The 25-year-old Terminator franchise, once the standard-bearer for the science-fiction genre, is on its last, titanium-reinforced, exo-skeletal legs. Let’s send it to the scrapheap.
The first sign of Terminator’s impending demise appeared a few weeks ago, when Fox finally canned The Sarah Connor Chronicles after the much-hyped series failed to latch on with viewers in its second season. The death knell came courtesy of the Memorial Day weekend box-office results, which detailed Night at the Museum: Battle of the Smithsonian’s crushing defeat of Terminator Salvation at the multiplex. And it wasn’t even close: Warner Bros. costly reboot fell to Ben Stiller’s lightly-regarded comedy by almost $17 million over the three-day holiday.
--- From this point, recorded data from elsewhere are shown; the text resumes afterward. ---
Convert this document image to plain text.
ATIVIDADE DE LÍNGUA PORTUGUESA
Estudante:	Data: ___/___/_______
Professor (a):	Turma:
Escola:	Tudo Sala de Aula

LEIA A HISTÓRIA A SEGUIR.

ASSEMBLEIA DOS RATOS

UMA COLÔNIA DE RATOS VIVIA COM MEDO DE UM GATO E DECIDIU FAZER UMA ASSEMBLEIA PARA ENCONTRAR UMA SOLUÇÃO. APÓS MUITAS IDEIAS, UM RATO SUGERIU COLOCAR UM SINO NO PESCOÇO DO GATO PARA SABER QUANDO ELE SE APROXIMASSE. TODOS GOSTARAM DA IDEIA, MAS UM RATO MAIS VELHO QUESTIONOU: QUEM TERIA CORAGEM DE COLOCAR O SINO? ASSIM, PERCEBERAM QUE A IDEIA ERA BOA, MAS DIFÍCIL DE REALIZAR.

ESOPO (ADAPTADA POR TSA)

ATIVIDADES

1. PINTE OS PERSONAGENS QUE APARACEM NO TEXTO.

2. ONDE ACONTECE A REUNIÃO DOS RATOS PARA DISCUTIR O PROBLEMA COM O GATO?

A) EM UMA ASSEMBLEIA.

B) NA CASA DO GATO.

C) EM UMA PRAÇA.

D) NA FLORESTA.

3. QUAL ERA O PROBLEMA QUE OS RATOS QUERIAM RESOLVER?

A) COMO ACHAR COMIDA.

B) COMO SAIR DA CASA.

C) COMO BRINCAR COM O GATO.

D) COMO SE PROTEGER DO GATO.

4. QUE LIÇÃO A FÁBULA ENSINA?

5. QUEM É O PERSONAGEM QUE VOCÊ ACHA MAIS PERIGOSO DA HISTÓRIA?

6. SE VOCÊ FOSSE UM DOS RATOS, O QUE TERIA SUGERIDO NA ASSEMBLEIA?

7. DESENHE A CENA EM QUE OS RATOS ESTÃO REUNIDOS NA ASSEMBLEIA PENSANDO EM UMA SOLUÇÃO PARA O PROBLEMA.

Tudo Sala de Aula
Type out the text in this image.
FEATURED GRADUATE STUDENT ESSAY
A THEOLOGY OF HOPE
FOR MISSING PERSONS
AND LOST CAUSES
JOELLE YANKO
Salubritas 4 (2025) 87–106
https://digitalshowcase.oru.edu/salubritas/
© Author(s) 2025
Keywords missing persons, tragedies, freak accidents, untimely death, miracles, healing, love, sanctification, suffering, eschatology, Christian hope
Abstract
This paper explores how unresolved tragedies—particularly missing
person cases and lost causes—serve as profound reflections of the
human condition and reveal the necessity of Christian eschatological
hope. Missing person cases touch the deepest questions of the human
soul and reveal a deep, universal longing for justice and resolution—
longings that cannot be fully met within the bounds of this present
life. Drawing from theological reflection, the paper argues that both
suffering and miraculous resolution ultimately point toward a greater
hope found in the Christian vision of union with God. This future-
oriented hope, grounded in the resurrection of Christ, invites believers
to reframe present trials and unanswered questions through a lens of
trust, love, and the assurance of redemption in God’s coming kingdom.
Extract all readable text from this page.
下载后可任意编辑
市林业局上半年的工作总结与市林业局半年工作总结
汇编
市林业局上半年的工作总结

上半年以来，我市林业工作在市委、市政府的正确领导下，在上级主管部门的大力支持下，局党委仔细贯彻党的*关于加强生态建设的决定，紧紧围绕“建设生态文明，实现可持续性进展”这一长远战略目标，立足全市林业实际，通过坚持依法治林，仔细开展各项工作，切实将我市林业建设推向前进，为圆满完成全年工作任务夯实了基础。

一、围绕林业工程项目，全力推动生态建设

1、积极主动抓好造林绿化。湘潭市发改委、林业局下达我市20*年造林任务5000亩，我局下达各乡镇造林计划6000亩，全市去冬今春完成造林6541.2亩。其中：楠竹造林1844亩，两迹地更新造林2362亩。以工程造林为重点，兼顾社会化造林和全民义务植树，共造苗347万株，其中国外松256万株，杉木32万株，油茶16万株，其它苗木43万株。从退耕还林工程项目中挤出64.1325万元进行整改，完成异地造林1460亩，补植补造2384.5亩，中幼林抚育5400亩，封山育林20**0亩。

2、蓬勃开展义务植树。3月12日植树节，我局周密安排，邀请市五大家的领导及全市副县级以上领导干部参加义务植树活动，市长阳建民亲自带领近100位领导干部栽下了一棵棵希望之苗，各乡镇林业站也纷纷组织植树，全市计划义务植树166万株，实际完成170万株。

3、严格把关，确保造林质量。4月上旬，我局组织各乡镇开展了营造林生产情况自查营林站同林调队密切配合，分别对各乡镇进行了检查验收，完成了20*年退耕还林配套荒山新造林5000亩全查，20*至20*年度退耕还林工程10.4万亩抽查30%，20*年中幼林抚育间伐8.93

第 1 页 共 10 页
So what happened? Leading up to its release, Terminator Salvation appeared to have everything going for it: a massive budget (rumored at upwards of $200 million), a major star (aided by a timely dose of controversy, no less) and a full-blown promotional campaign. Thanks to the wonders of CGI, the filmmakers even managed to throw in an Arnold cameo for the more nostalgic fans. T4 seemed poised to wipe away the unpleasant taste left by the 2003 pseudo-sequel Terminator 3: Rise of the Machines, hand star Christian Bale an unprecedented second mega-blockbuster franchise and turn co-star Sam Worthington into a household name.
Less than a week later, Bale has moved on to promoting Public Enemies, Worthington is still regarded as “that other Australian guy” and T4’s score on Rotten Tomatoes’ (admittedly flawed) ratings scale is less than half that of the much-maligned T3. This coming weekend, expect an injured, slow-moving T4 to be swallowed whole by Disney/Pixar’s latest animated juggernaut, Up.
In hindsight, T4 was doomed long before America’s collective Terminator fatigue became evident. With Terminator and Terminator 2: Judgment Day, director James Cameron gave us the best of horror and sci-fi, torturing us via a solitary, seemingly unstoppable villain – a sort of high-tech Michael Myers – and tantalizing us with a vision of the future that inspired countless what-if scenarios and dorm-room debates. But T4’s storyline dispensed with those hallmarks, leaving us with what is at best a Road Warrior remake with robots. At worst, it’s a post-apocalyptic Attack of the Clones.
What’s most unnerving about T4, though, is that despite its aforementioned handicaps, it still had the potential to be a great summer tent pole flick. All evidence indicates that earlier drafts of the Terminator Salvation script – before the filmmakers capitulated to Bale’s many demands for changes – contained a significantly more compelling, far less problematic storyline than the one that ended up on the screen.
Which brings us to the ultimate moral of this story: Don’t entrust the rebirth of a franchise to a pair of neophyte producers and a director who’s little more than a glorified hired gun. (No offense to McG, who I’m sure isn’t nearly as douche-y as his moniker suggests, but nothing in his oeuvre suggested he’d be the second coming of James Cameron.) It takes a director like Sam Raimi (Spider-Man), Christopher Nolan (Batman Begins) or J.J. Abrams (Star Trek) to pull off a job like this, not a guy whose crowning achievement to date is Charlie’s Angels: Full Throttle. Take the lesson to heart, Hollywood, lest your big-budget brainchild wind up alongside Punisher, Superman Returns and Planet of the Apes in the reboot graveyard.
It may be tempting to give the filmmakers a pass in the hopes that they’ll iron out the kinks with Terminator 5 (sans a demanding Christian Bale, hopefully), but let’s do the sensible thing and bring an end to it, now. Like Edward Furlong’s John Connor in T2, we have a chance to prevent the worst of the damage from ever happening, before the once-mighty franchise falls so far that the word “Terminator” inspires as much bitterness and rage among sci-fi fans as “Jar-Jar Binks.”